We all know that languages evolve and often dramatic change can even come about in merely a generation or two. We only have to look at how abbreviations have become popular in text as well as internet hip hop cyber-jargon. Sometimes quite daunting,
even to a professional decipher expert in an Intelligence Agency.
Nevertheless, whether the language is English, French, German or even Urdu there remains the purists who pride themselves on using their criteria at a point where they feel their own particular language has reached its peak in terms of perfection.
Shakespearian English - although not in its lyrical form - is a yardstick that is often referred to when we speak of the purity of the language. In fact, in most parts of the Euro-zone areas where English is taught as a second language, it is somewhat more precise than taught in the home counties of England – as it also is in many parts of the north-west areas of the USA. Many might say, Bostonian English can often be easier to follow – in its written and spoken form – than the English taught at Wallow-on-the-Marsh in rural England. So why do I make this initial point?
People who had the great pleasure of reading Helen Hanff’s modern classic, 84 Charing Cross Road where a Philadelphia born New York based writer – first published in 1970 – where it shows her 20 years of correspondence with Frank Doel, a buyer for Marks & Co, a London bookshop, on which she depended on obscure classics and British literature titles, which her passion for self-education revolved (The book was made into a film with Anthony Hopkins and Anne Bancroft, and a must for all lovers of fine literature) They will appreciate why, when George Whitman, the owner of Paris’ famous English language bookshop, Shakespeare & Company died last week aged 98 and that he was mourned around the world by great writers, would-be writers and millions of readers alike.
The remarkable longevity of this eccentric, but much loved man – and the fact that through books – fantasy and fiction – his life probably took on wonderful disguises, brilliant adventures, time travelled and had altogether unremitting romances – that always ended well – and endured battles and mayhem, yet came out of it all totally unscathed. His entire life was books – books that could quite literally take your breath away. And, wonder of all wonders, they were all in English – IN PARIS!
When I first visited this amazing shop I was into my second year at Oxford and enamoured by a language that was not my original mother tongue, but having already absorbed the great writings of Madame de Lafayette, Voltaire, Alexandre Dumas, Théophile and Jean-Paul Sartre my mind was drawn to the great English writers.
George Whitman had by then, expanded his small shop to house 13 extra people if required to do so. Either the accomplished high and mighties, or aspiring would-bees if they could-bees and even just the lowly book lovers could stay when in town – free of charge. Oh, yes, George had strong socialistic leanings and he had kept acquiring more portions of the building he was in to house his great loves. Books and the people who also loved his books.

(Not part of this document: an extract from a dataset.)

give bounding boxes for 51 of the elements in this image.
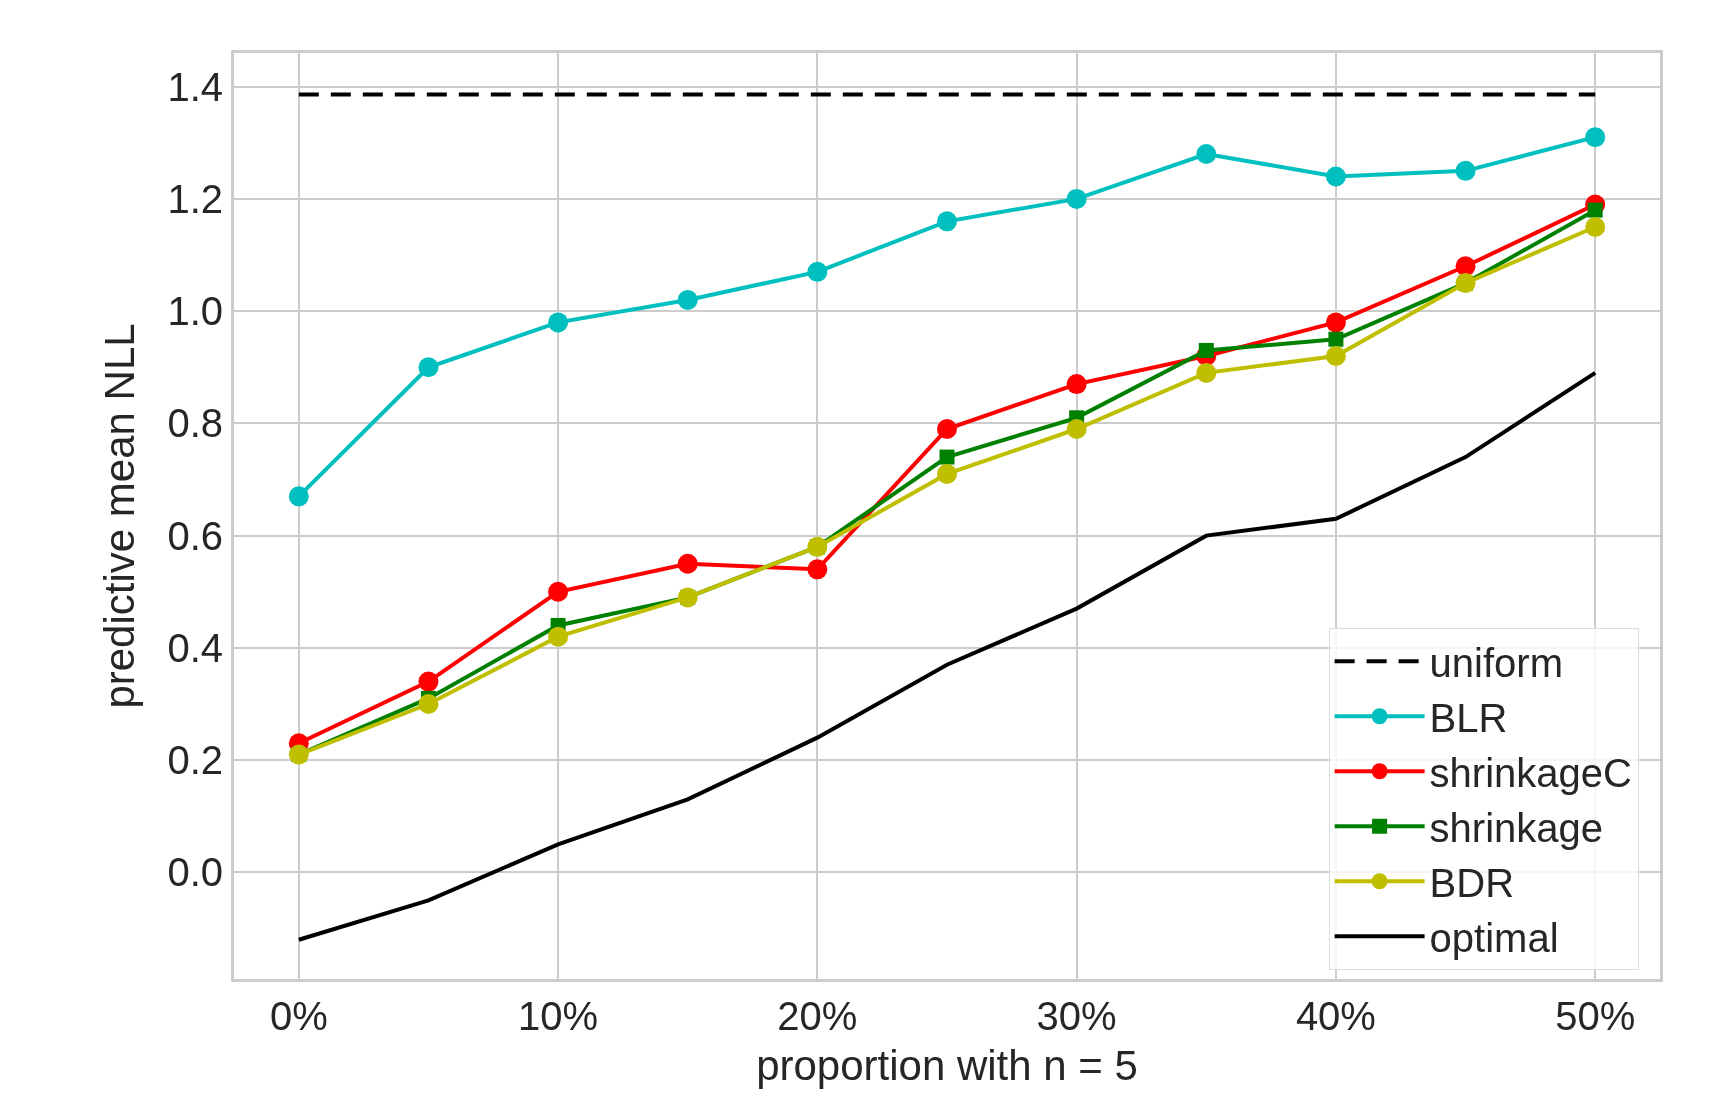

In those days – myself, the usual struggling student of the times – spent a night talking to George surrounded by his books, plays and anything that he thought was a great work of art in the written English word. These works swallowed up George’s life - was his life - and if you couldn’t afford to buy something that was required reading, George would lend it, again free of charge. George saw himself as patron of a literary haven, and in the lean years after World War II, and the heir to Sylvia Beach, the founder of the original Shakespeare & Company, the original shop became a haunt of Ernest Hemingway and James Joyce in its early days.